Core Decorum: rest


Aside from getting married and having kids, or becoming a priest and receiving a parish, there are few times in life which are filled with as many changes, responsibilities, transitions and things to be stressed about than when one is in college. 

College students are famous for pulling all-nighters and persevering through the pressure of academic success to realize their potential. 

Very often, rest is one of the last things on the mind of a college student. 

The next midterm, the next essay, the next annotated bibliography, the next lecture you have to caffeinate yourself to near-toxic levels in order to actually pay attention and learn something, or the next shift that you have to work so that you can avoid paying high interest on those private loans that you had to take out in order to actually be at this place of stress that everyone says leads to success, the next this and the next that, all seem more important than rest. 

Rest is a funny thing. When you ask someone what they think rest is, they’ll probably reply with something to the effect of taking a nap, binging a show, praying for a while, playing video games or reading a book that has been collecting dust on their shelf for far too long. 

While all of these can be elements of what it means to participate in a restful activity, none of them come close to describing what it means to fundamentally be at rest. 

You’d be hard-pressed to find someone at UD who is unfamiliar with Genesis 2:2-3, “On the seventh day God had completed the work he had been doing… God blessed the seventh day and made it holy, because on it he rested from all the work he had done in creation.” 

Now, obviously, God is in need of no rest, yet these verses seem to resound in our minds and hearts. 

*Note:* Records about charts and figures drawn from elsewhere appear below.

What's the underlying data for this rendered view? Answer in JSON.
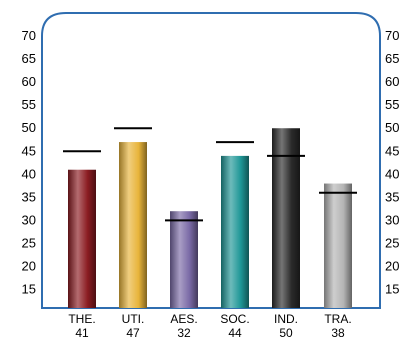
{
  "chart_data": {
    "type": "bar",
    "categories": [
      "THE.",
      "UTI.",
      "AES.",
      "SOC.",
      "IND.",
      "TRA."
    ],
    "values": [
      41,
      47,
      32,
      44,
      50,
      38
    ],
    "value_labels": [
      "41",
      "47",
      "32",
      "44",
      "50",
      "38"
    ],
    "benchmarks": [
      45,
      50,
      30,
      47,
      44,
      36
    ],
    "yticks": [
      "15",
      "20",
      "25",
      "30",
      "35",
      "40",
      "45",
      "50",
      "55",
      "60",
      "65",
      "70"
    ],
    "ylim": [
      11,
      75
    ],
    "y_axes": "both-sides",
    "grid": false,
    "legend": "none",
    "frame_color": "#2f6db0",
    "bar_colors": [
      "#8b1c22",
      "#e8b43a",
      "#7a6aa6",
      "#1f9797",
      "#2a2a2a",
      "#b4b4b4"
    ],
    "benchmark_color": "#000000"
  }
}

In all of the business of the week, the essays, midterms and personal crises, we seem to be anything but in a state of rest. We go out into the world, encounter potential and form it into something that seems to constitute the various aspects of our lives all the time. 

Whether this forming is taking notes in class, listening to a friend and giving them a hug or studying for a test, it is clear that we take potential and give it form by the way we live out our lives. 

Our model for achieving this is, obviously, God. God is the Former of all that is, and the Former of our potential to form ourselves, in the limited manner that we are able. 

Yet, we hear that God rested. 

Everything that God created in our physical existence is locked into time, and every seventh day is a day of rest. Everything cycles back to the day of rest, no matter how grueling it is. 

We hear an echo of rest when we read Matthew 11:28, which reads, “Come to me, all who labor… and I will give you rest.”

Our very nature as being creatures that are burdened implies that our nature requires rest, but not only the physical sort. 

Rest, similar to the conception of states in heaven, hell and purgation, is a state of being and is a state which is clearly demarcated as being fundamentally good and of God. 

In order to encounter the potential present in the world, modeling the Creator who lovingly formed us, we look to His example and realize that we must do our best to strive to be in a state of perpetual rest, peace and trust. 

This doesn’t mean that we need to slack off, rather it means that we must encounter the business of every day with an attitude of trust in God, in His plan and in our own potential to be truly good people, despite our flaws. 

It is when we doubt ourselves, others and God that we slip out of a state of rest and grace and begin to despair. 

Take heart and trust in the goodness of yourself and He who created you.